Data often is the lifeblood of a business. When a database is breached in one way or another, the results can be devastating—especially if the data falls into the hands of a competitor.

Many companies suffering this kind of loss turn to litigation. Perhaps in an effort to obtain federal court jurisdiction, they may assert claims under the Computer Fraud and Abuse Act (the CFAA), 18 U.S.C. §1030, which prohibits improperly accessing a protected computer. There is, however, a growing consensus in the U.S. Court of Appeals for the Second Circuit that recovery of certain forms of damages under the CFAA simply is not permitted—making it difficult to bring causes of action under the CFAA that are able to withstand motions to dismiss.

The CFAA

As Judge Shirley Werner Kornreich of the Supreme Court, New York County, discussed last month in Spec Simple v. Designer Pages Online, 2017 N.Y. Slip Op. 27159 (Sup. Ct. N.Y. Co.

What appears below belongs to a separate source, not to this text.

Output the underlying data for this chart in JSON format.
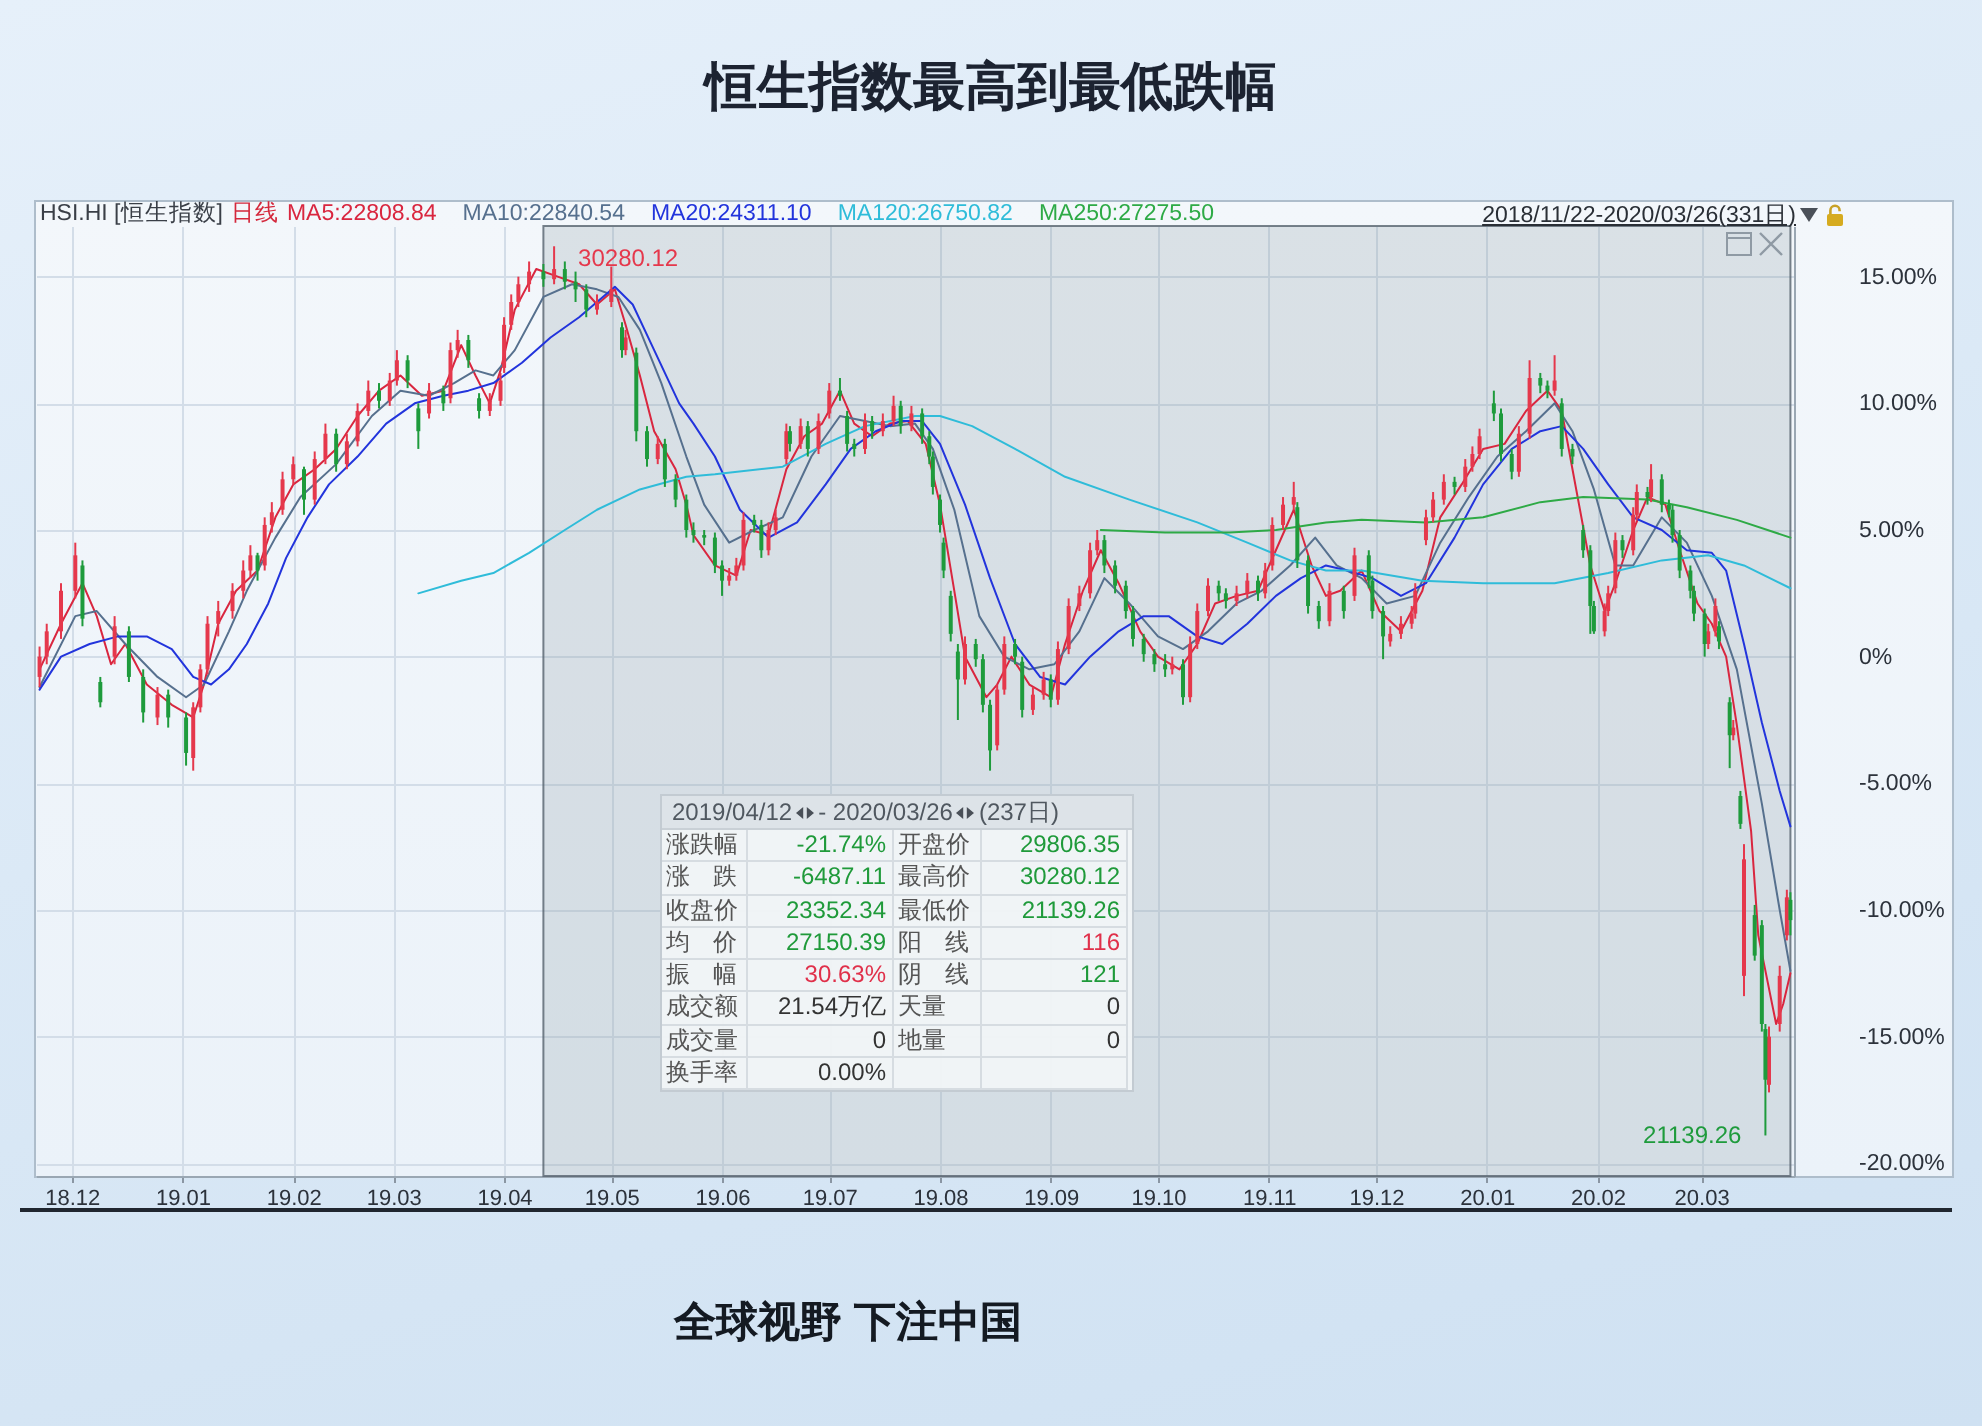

May 10, 2017), “[t]he CFAA criminalizes, inter alia, 'intentionally access[ing] a computer without authorization or exceed[ing] authorized access, and thereby obtain[ing] … information from any protected computer,' 18 U.S.C. §1030(a)(2)(c), and 'intentionally access[ing] a protected computer without authorization, and as a result of such conduct, caus[ing] damage and loss,' id. §1030(a)(5)(c).” In other words, the CFAA “provides two ways of committing the crime of improperly accessing a protected computer: (1) obtaining access without authorization; and (2) obtaining access with authorization but then using that access improperly.” The CFAA also provides a civil cause of action to “[a]ny person who suffers damage or loss by reason of a violation of this section.” Id. citing Sewell v. Bernardin, 795 F.3d 337, 340 (2d Cir. 2015), quoting §1030(g).